The letter didn't make it to the North Pole, but another icon wrote back: President Barack Obama.
U.S. President Barack Obama waves as he departs the White House on Dec. 15, 2014 in Washington, DC.
U.S. President Barack Obama waves as he departs the White House on Dec. 15, 2014 in Washington, DC.

When Chicago's Malik Bryant wrote to Santa this year, he didn’t ask for a bike or a toy, he asked for something far more intangible and precious—he asked for safety.

The letter didn't make it to the North Pole, but another icon wrote back: President Barack Obama.

“I’m rooting for you," Obama wrote to the boy from his own hometown. Bryant, 13, lives in the South Side of Chicago, in the high-crime neighborhood of Englewood with his mother and two sister; he regularly sees and hears gang violence and gun fire. 

“Dear Santa: I would like to ask you sum[thing] but first Imma tell you about me.

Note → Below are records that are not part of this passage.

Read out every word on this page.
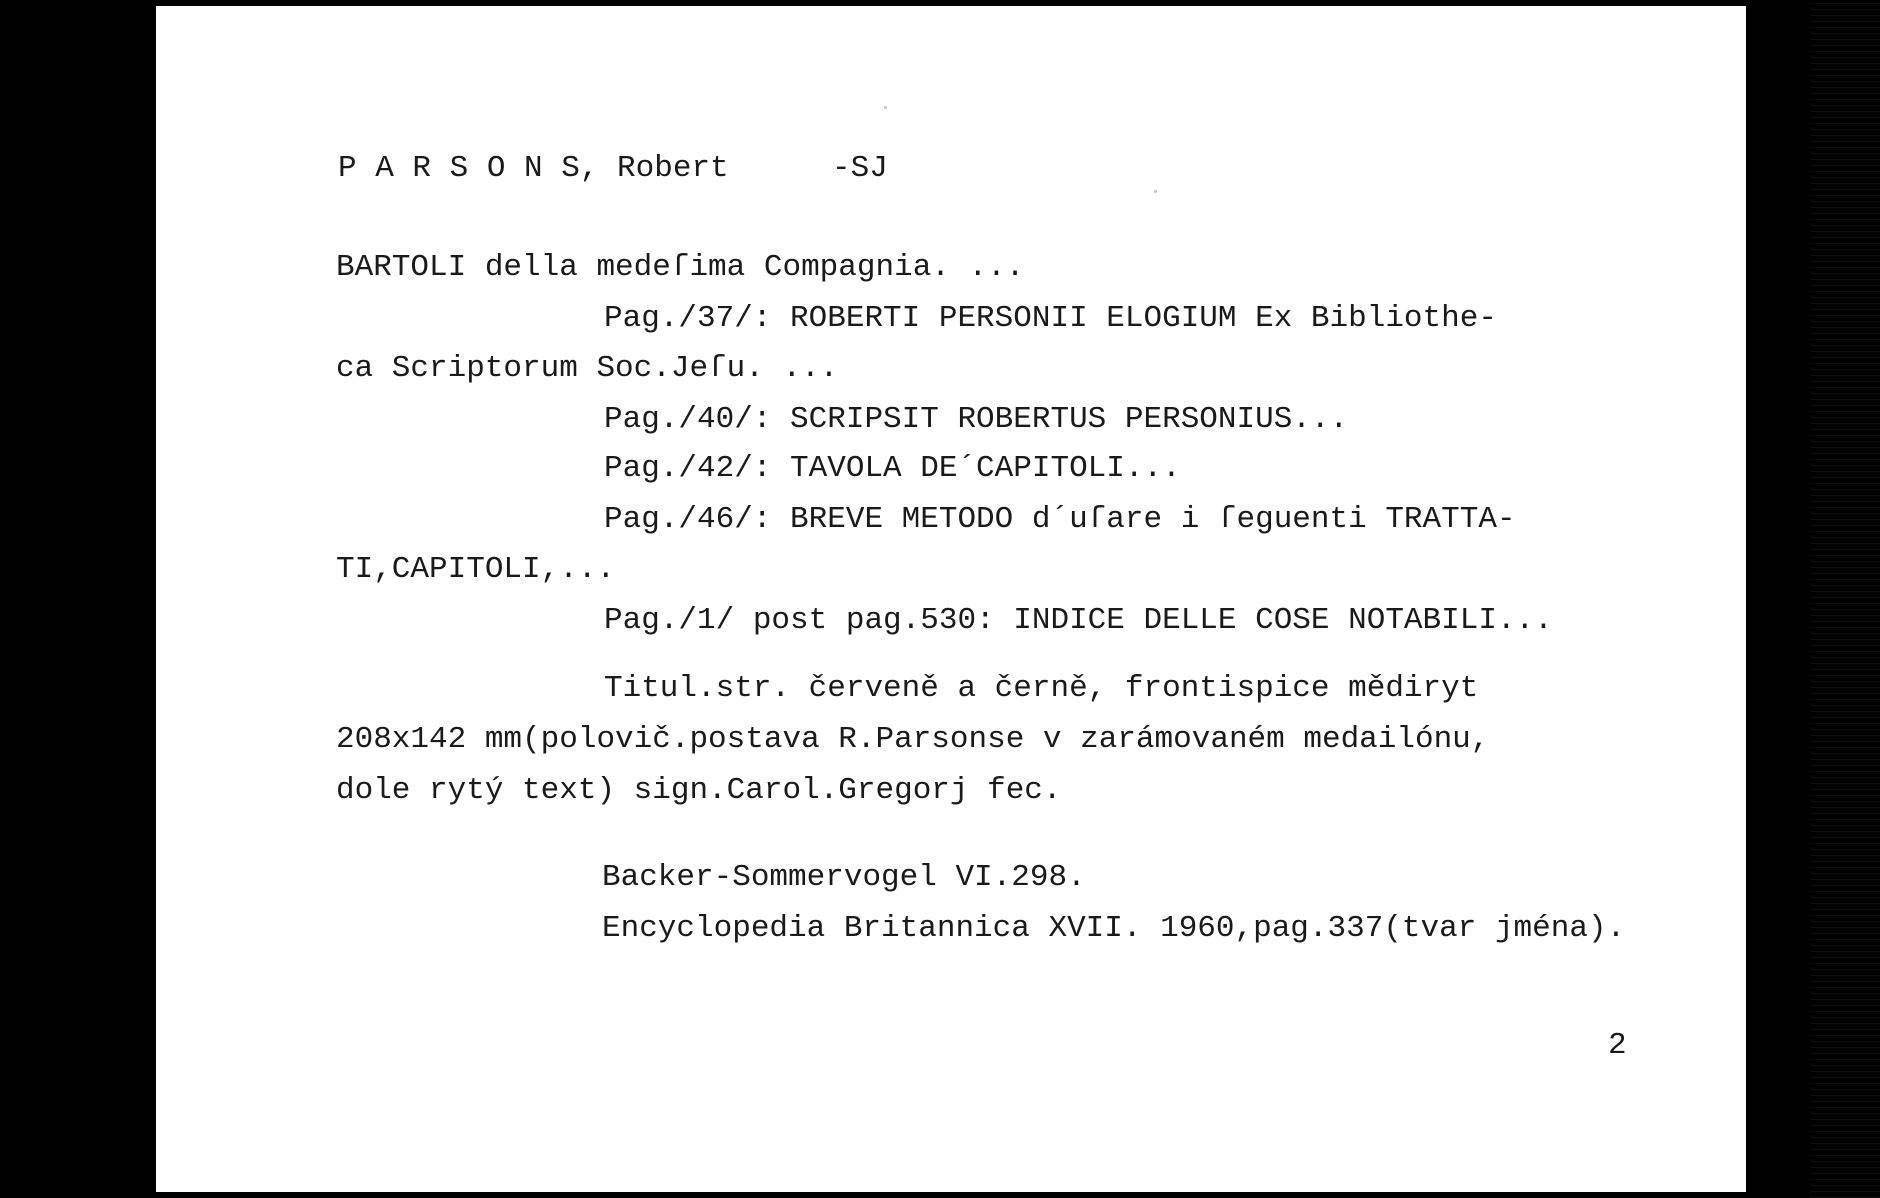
P A R S O N S, Robert	-SJ
BARTOLI della medeſima Compagnia. ...
Pag./37/: ROBERTI PERSONII ELOGIUM Ex Bibliothe-
ca Scriptorum Soc.Jeſu. ...
Pag./40/: SCRIPSIT ROBERTUS PERSONIUS...
Pag./42/: TAVOLA DE´CAPITOLI...
Pag./46/: BREVE METODO d´uſare i ſeguenti TRATTA-
TI,CAPITOLI,...
Pag./1/ post pag.530: INDICE DELLE COSE NOTABILI...
Titul.str. červeně a černě, frontispice mědiryt
208x142 mm(polovič.postava R.Parsonse v zarámovaném medailónu,
dole rytý text) sign.Carol.Gregorj fec.
Backer-Sommervogel VI.298.
Encyclopedia Britannica XVII. 1960,pag.337(tvar jména).
2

Im a black African American … My favorite subject is math. I have 2 siblings living with me and Im the only boy on my Moms side of my family. But anyway all I ask for is for safety. I just wanna be safe,” the boy wrote according to the Chicago Sun Times. The letter was given to DirectEffect, one of the many groups that provide gifts to young people who write to Santa every Christmas.

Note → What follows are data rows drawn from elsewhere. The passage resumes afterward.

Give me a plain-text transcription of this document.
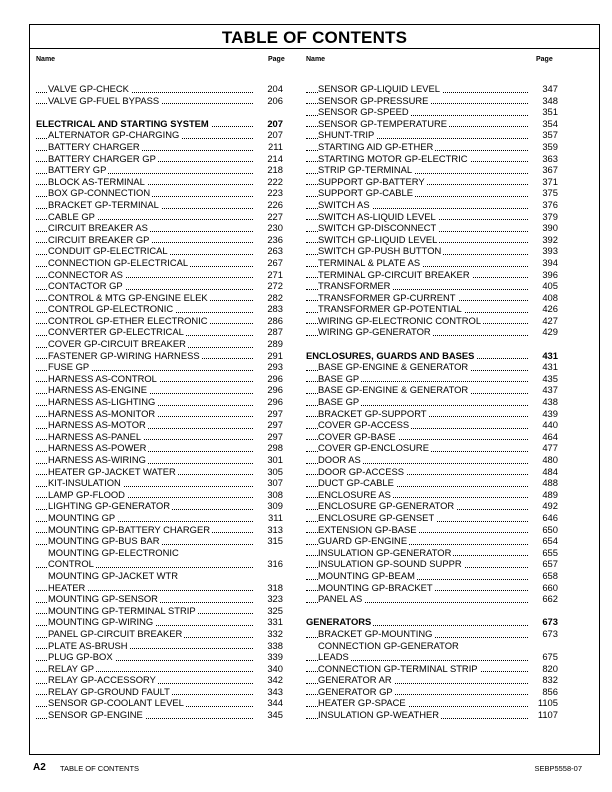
TABLE OF CONTENTS
Name	Page	Name	Page
VALVE GP-CHECK	204
VALVE GP-FUEL BYPASS	206
ELECTRICAL AND STARTING SYSTEM	207
ALTERNATOR GP-CHARGING	207
BATTERY CHARGER	211
BATTERY CHARGER GP	214
BATTERY GP	218
BLOCK AS-TERMINAL	222
BOX GP-CONNECTION	223
BRACKET GP-TERMINAL	226
CABLE GP	227
CIRCUIT BREAKER AS	230
CIRCUIT BREAKER GP	236
CONDUIT GP-ELECTRICAL	263
CONNECTION GP-ELECTRICAL	267
CONNECTOR AS	271
CONTACTOR GP	272
CONTROL & MTG GP-ENGINE ELEK	282
CONTROL GP-ELECTRONIC	283
CONTROL GP-ETHER ELECTRONIC	286
CONVERTER GP-ELECTRICAL	287
COVER GP-CIRCUIT BREAKER	289
FASTENER GP-WIRING HARNESS	291
FUSE GP	293
HARNESS AS-CONTROL	296
HARNESS AS-ENGINE	296
HARNESS AS-LIGHTING	296
HARNESS AS-MONITOR	297
HARNESS AS-MOTOR	297
HARNESS AS-PANEL	297
HARNESS AS-POWER	298
HARNESS AS-WIRING	301
HEATER GP-JACKET WATER	305
KIT-INSULATION	307
LAMP GP-FLOOD	308
LIGHTING GP-GENERATOR	309
MOUNTING GP	311
MOUNTING GP-BATTERY CHARGER	313
MOUNTING GP-BUS BAR	315
MOUNTING GP-ELECTRONIC
CONTROL	316
MOUNTING GP-JACKET WTR
HEATER	318
MOUNTING GP-SENSOR	323
MOUNTING GP-TERMINAL STRIP	325
MOUNTING GP-WIRING	331
PANEL GP-CIRCUIT BREAKER	332
PLATE AS-BRUSH	338
PLUG GP-BOX	339
RELAY GP	340
RELAY GP-ACCESSORY	342
RELAY GP-GROUND FAULT	343
SENSOR GP-COOLANT LEVEL	344
SENSOR GP-ENGINE	345
SENSOR GP-LIQUID LEVEL	347
SENSOR GP-PRESSURE	348
SENSOR GP-SPEED	351
SENSOR GP-TEMPERATURE	354
SHUNT-TRIP	357
STARTING AID GP-ETHER	359
STARTING MOTOR GP-ELECTRIC	363
STRIP GP-TERMINAL	367
SUPPORT GP-BATTERY	371
SUPPORT GP-CABLE	375
SWITCH AS	376
SWITCH AS-LIQUID LEVEL	379
SWITCH GP-DISCONNECT	390
SWITCH GP-LIQUID LEVEL	392
SWITCH GP-PUSH BUTTON	393
TERMINAL & PLATE AS	394
TERMINAL GP-CIRCUIT BREAKER	396
TRANSFORMER	405
TRANSFORMER GP-CURRENT	408
TRANSFORMER GP-POTENTIAL	426
WIRING GP-ELECTRONIC CONTROL	427
WIRING GP-GENERATOR	429
ENCLOSURES, GUARDS AND BASES	431
BASE GP-ENGINE & GENERATOR	431
BASE GP	435
BASE GP-ENGINE & GENERATOR	437
BASE GP	438
BRACKET GP-SUPPORT	439
COVER GP-ACCESS	440
COVER GP-BASE	464
COVER GP-ENCLOSURE	477
DOOR AS	480
DOOR GP-ACCESS	484
DUCT GP-CABLE	488
ENCLOSURE AS	489
ENCLOSURE GP-GENERATOR	492
ENCLOSURE GP-GENSET	646
EXTENSION GP-BASE	650
GUARD GP-ENGINE	654
INSULATION GP-GENERATOR	655
INSULATION GP-SOUND SUPPR	657
MOUNTING GP-BEAM	658
MOUNTING GP-BRACKET	660
PANEL AS	662
GENERATORS	673
BRACKET GP-MOUNTING	673
CONNECTION GP-GENERATOR
LEADS	675
CONNECTION GP-TERMINAL STRIP	820
GENERATOR AR	832
GENERATOR GP	856
HEATER GP-SPACE	1105
INSULATION GP-WEATHER	1107
A2 TABLE OF CONTENTS	SEBP5558-07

“When I pulled this one letter from a seventh-grade class at an Englewood elementary school, I couldn’t stop reading it,” Michelle DiGiacomo, CEO of DirectEffect, told the Sun Times. “All this kid was asking for was safety. I was floored.”

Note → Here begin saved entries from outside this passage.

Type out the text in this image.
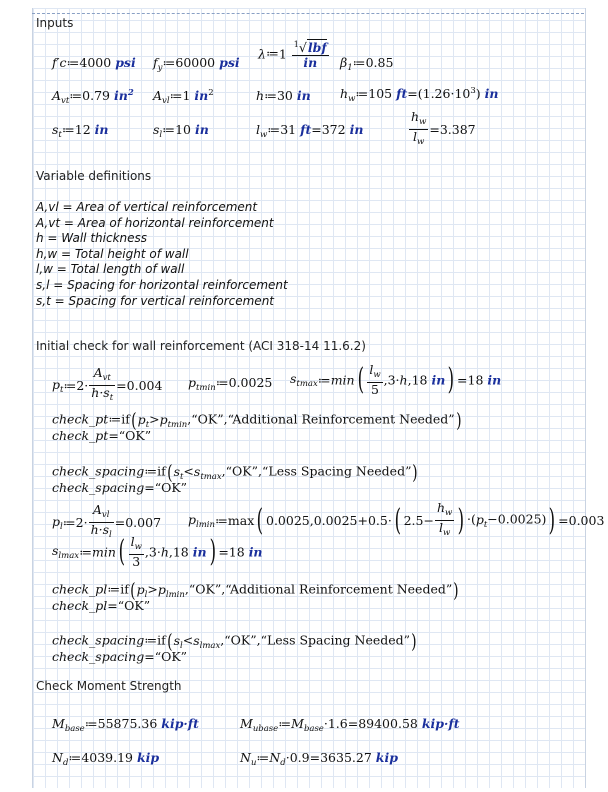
Inputs
Variable definitions
Initial check for wall reinforcement (ACI 318-14 11.6.2)
Check Moment Strength
A,vl = Area of vertical reinforcement
A,vt = Area of horizontal reinforcement
h = Wall thickness
h,w = Total height of wall
l,w = Total length of wall
s,l = Spacing for horizontal reinforcement
s,t = Spacing for vertical reinforcement
f′c≔4000 psi $f_y≔60000$ psi
λ≔1 $\frac{^1√lbf}{in}$ $\beta_1≔0.85$
$A_{vt}≔0.79$ $in^2$ $A_{vl}≔1$ $in^2$	h≔30 in $h_w≔105$ $ft=(1.26\cdot 10^3)$ in
$s_t≔12$ in	$s_l≔10$ in	$l_w≔31$ ft=372 in	$\frac{h_w}{l_w} =3.387$
$p_t≔2\cdot \frac{A_{vt}}{h\cdot s_t} =0.004$ $p_{tmin}≔0.0025$ $s_{tmax}≔\min( \frac{l_w}{5} ,3\cdot h,18$ in) =18 in
$check\_pt≔if(p_t>p_{tmin},“OK”,“Additional$ Reinforcement Needed”)
check_pt=“OK”
$check\_spacing≔if(s_t<s_{tmax},“OK”,“Less$ Spacing Needed”)
check_spacing=“OK”
$p_l≔2\cdot \frac{A_{vl}}{h\cdot s_l} =0.007$ $p_{lmin}≔\max$( 0.0025,0.0025+0.5·( $2.5- \frac{h_w}{l_w}$ ) $\cdot(p_t-0.0025)) =0.003$
$s_{lmax}≔\min( \frac{l_w}{3} ,3\cdot h,18$ in) =18 in
$check\_pl≔if(p_l>p_{lmin},“OK”,“Additional$ Reinforcement Needed”)
check_pl=“OK”
$check\_spacing≔if(s_l<s_{lmax},“OK”,“Less$ Spacing Needed”)
check_spacing=“OK”
$M_{base}≔55875.36$ kip·ft	$M_{ubase}≔M_{base}\cdot 1.6=89400.58$ kip·ft
$N_d≔4039.19$ kip	$N_u≔N_d\cdot 0.9=3635.27$ kip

She passed the letter onto Chicago Democrat Rep. Mike Quigley, who passed it on to the White House.

“I want to offer you a few words of encouragement,” the president wrote back to the boy in the letter dated Dec. 22nd. “Each day, I strive to ensure communities like yours are safe places to dream, discover, and grow. Please know your security is a priority for me in everything I do as President. If you dare to be bold and creative, work hard every day, and care for others, I’m confident you can achieve anything you imagine . . . and I will be rooting for you.”

Donors sought to find a gift that might appeal to the boy, but the child’s mother said it had to be something Malik could do inside.

“Malik doesn’t really go outside. He has to hear from me all the time telling him he can’t stay out too long because it’s too dangerous,” the boy’s mother told the Sun-Times. “Sometimes he wants to go over to my sister’s house nearby, to hang out with his cousins, but he can’t because he has to cross gang lines and walk past all these gang members on some of those blocks. And all he ever hears on the news about our neighborhood is shootings, gangs and violence. Malik knows he’s not safe.”

Donors eventually settled on a new computer and Wii game for Malik, but on Saturday evening, another gift arrived by certified mail.

“I’m like OMG! It’s a letter from Obama, from the president,” Malik said Sunday after opening the letter.

“I know the president’s letter isn’t going to like solve the safety reasons out here, and it’s still going to be dangerous, but I’m excited the president of the United States wrote to me, and I can’t wait to show it off,” he told the paper.

“I’m just overwhelmed,” his mother said. “I still can’t believe it. How fantastic that out of all the problems he has in the world, the president took the time out to write a letter concerning about my son. I mean wow, what a Christmas.”